Zunächst gibt es wieder eine Tasse Tee, wie überall aus den typischen Metallbechern, die so verdammt heiß werden wenn man sie mit kochendem Tee füllt sodass man eine halbe Stunde erst mal nichts daraus trinken kann ohne sich die Lippen zu verbrennen. Danach wird ein über dem Feuer gerösteter Maiskolben nach dem anderen gereicht. Diese hängen hier nach der Ernte in großen Bündeln unter dem Dachüberstand vor fast jedem Haus, wo sie, geschützt vor der Witterung, trocknen können und haltbar bleiben. Diese werden dann ins Feuer gelegt bis die Körner braun werden, manche springen auch schon auf, sodass man eine Art „Popcorn am Stiel“ erhält – lecker lecker!
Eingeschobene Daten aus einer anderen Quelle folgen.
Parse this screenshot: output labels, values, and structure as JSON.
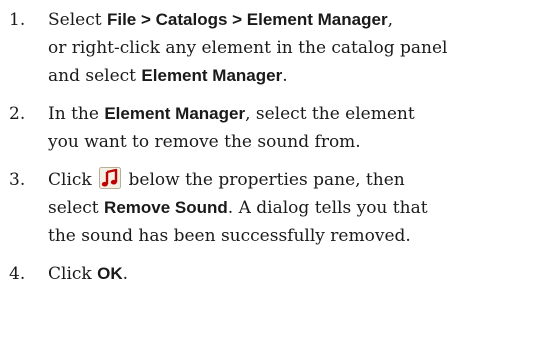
{
  "steps": [
    {
      "number": "1.",
      "t1": "Select ",
      "b1": "File > Catalogs > Element Manager",
      "t2": ",",
      "t3": "or right-click any element in the catalog panel",
      "t4": "and select ",
      "b2": "Element Manager",
      "t5": "."
    },
    {
      "number": "2.",
      "t1": "In the ",
      "b1": "Element Manager",
      "t2": ", select the element",
      "t3": "you want to remove the sound from."
    },
    {
      "number": "3.",
      "t1": "Click ",
      "icon": "music-note-sound-icon",
      "t2": " below the properties pane, then",
      "t3": "select ",
      "b1": "Remove Sound",
      "t4": ". A dialog tells you that",
      "t5": "the sound has been successfully removed."
    },
    {
      "number": "4.",
      "t1": "Click ",
      "b1": "OK",
      "t2": "."
    }
  ],
  "colors": {
    "text": "#1a1a1a",
    "icon_note": "#c00000",
    "icon_bg": "#f5f0e6"
  }
}
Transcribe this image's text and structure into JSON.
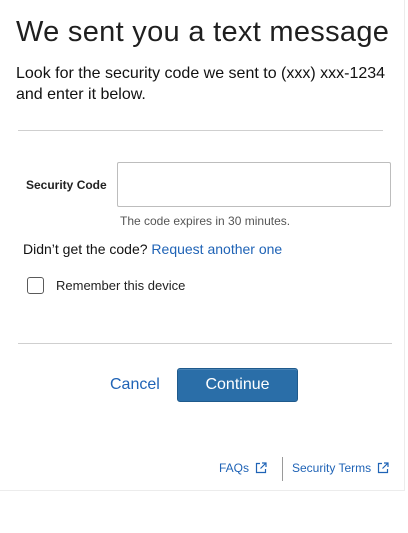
{
  "header": {
    "title": "We sent you a text message",
    "subtitle": "Look for the security code we sent to (xxx) xxx-1234 and enter it below."
  },
  "form": {
    "code_label": "Security Code",
    "code_value": "",
    "code_hint": "The code expires in 30 minutes.",
    "resend_prompt": "Didn’t get the code?",
    "resend_link": "Request another one",
    "remember_label": "Remember this device",
    "remember_checked": false
  },
  "actions": {
    "cancel_label": "Cancel",
    "continue_label": "Continue"
  },
  "footer": {
    "faqs_label": "FAQs",
    "terms_label": "Security Terms"
  },
  "colors": {
    "link": "#1f63b6",
    "primary_button": "#2a6ea8"
  },
  "icons": {
    "faqs": "external-link-icon",
    "terms": "external-link-icon"
  }
}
Zum zweiten Gang gibt es dann ein Schälchen gewürztes Gemüse und einen nepalesischen „Black Forest Cake“ – eine Art Pfannkuchen aus schwarzem Getreide, das wohl sehr eisenreich sein soll und somit eine Art natürliche Anämietherapie ist, und viel Zimt. Dazu noch einen süßen Brei aus – keine Ahnung was 🙂 Viele der Gemüsesorten hier haben wir noch nie gesehen und können die nepalesischen Namen daher nicht ins Deutsche übersetzen. Zum Beispiel wachsen hier riesige, kürbisgroße und fast ebenso dicke Gurken an hohen Bäumen und es gibt eine Vielzahl spinatähnlicher grüner leicht bitterer Gemüse, die oft als Beilage zu Dal Bhat gereicht werden. Entgegen unserer Erwartung bekommen wir im Medical Center übrigens nicht dreimal täglich Dal Bhat sondern eine sehr abwechslungsreiche Kost! Zum Frühstück gibt es Omelette, Alu Paratha (eine Mischung aus Kartoffelreibekuchen und Fladenbrot), Chapati (flaches Pitabrot) und heute morgen selbst gebackenes „europäisches“ Brot aus dem kleinen Ofen, den einer der Ärzte in der Vergangenheit mitgebracht hatte. Mittags gibt es natürlich Dal Bhat, Reis (Bhat) mit einer Art dicken Linsensuppe (Dal) als Beilage, das mit einer Art Curry, zB aus Kartoffeln oder Kürbis und einer weiteren kleinen Gemüsebeilage serviert wird. Fleisch kommt in Nepal sehr selten auf den Tisch, eine Ausnahme ist die Festivalsaison Dashain, während der an einem Tag im ganzen Land mehrere Tieropfer dargebracht werden, die in den darauf folgenden Tagen in diversen Zubereitungen verzehrt werden. Abend hat man sich hier ein wenig auf die deutschen Besucher eingestellt und es gibt ab und zu Nudeln mit Yakkäse oder Ei, gebratenen Reis mit Gemüse etc. Zum Würzen steht immer ein Schälchen grüne Chilis und ein Glas „Pickle“ auf dem Tisch. Die hiesigen „Pickles“ sind nicht zu verwechseln mit dem was wir unter eingelegten Gürkchen oder Silberzwiebeln kennen. Es handelt sich um sehr pikant bis höllisch scharf eingelegtes Gemüse und Obst, vllt eher zu vergleichen mit einem Chutney, das in großen Gläsern überall verkauft wird und endlos haltbar zu sein scheint. Wenn einem in Banjhkateri der Sinn nach ein paar Cookies, einem Bier oder local Rum steht verkauft der Krämer hier allerhand „Luxusgüter“.
Liebe Cathrin,
du solltest Reiseberichterstatterin werden ! Deine Berichte sind so interessant und lebendig geschrieben ,dass ich das Gefühl habe dabei zu sein.
Ich wünsche euch noch viele schöne Begegnungen, wenn auch manche Aufgrund der Umstände ,Armut und Krankheiten , auch manche bedrückend sein werden.
Noch eine gute ! Zeit , weniger Regen,dafür mehr Sonne und anständige Strassen !!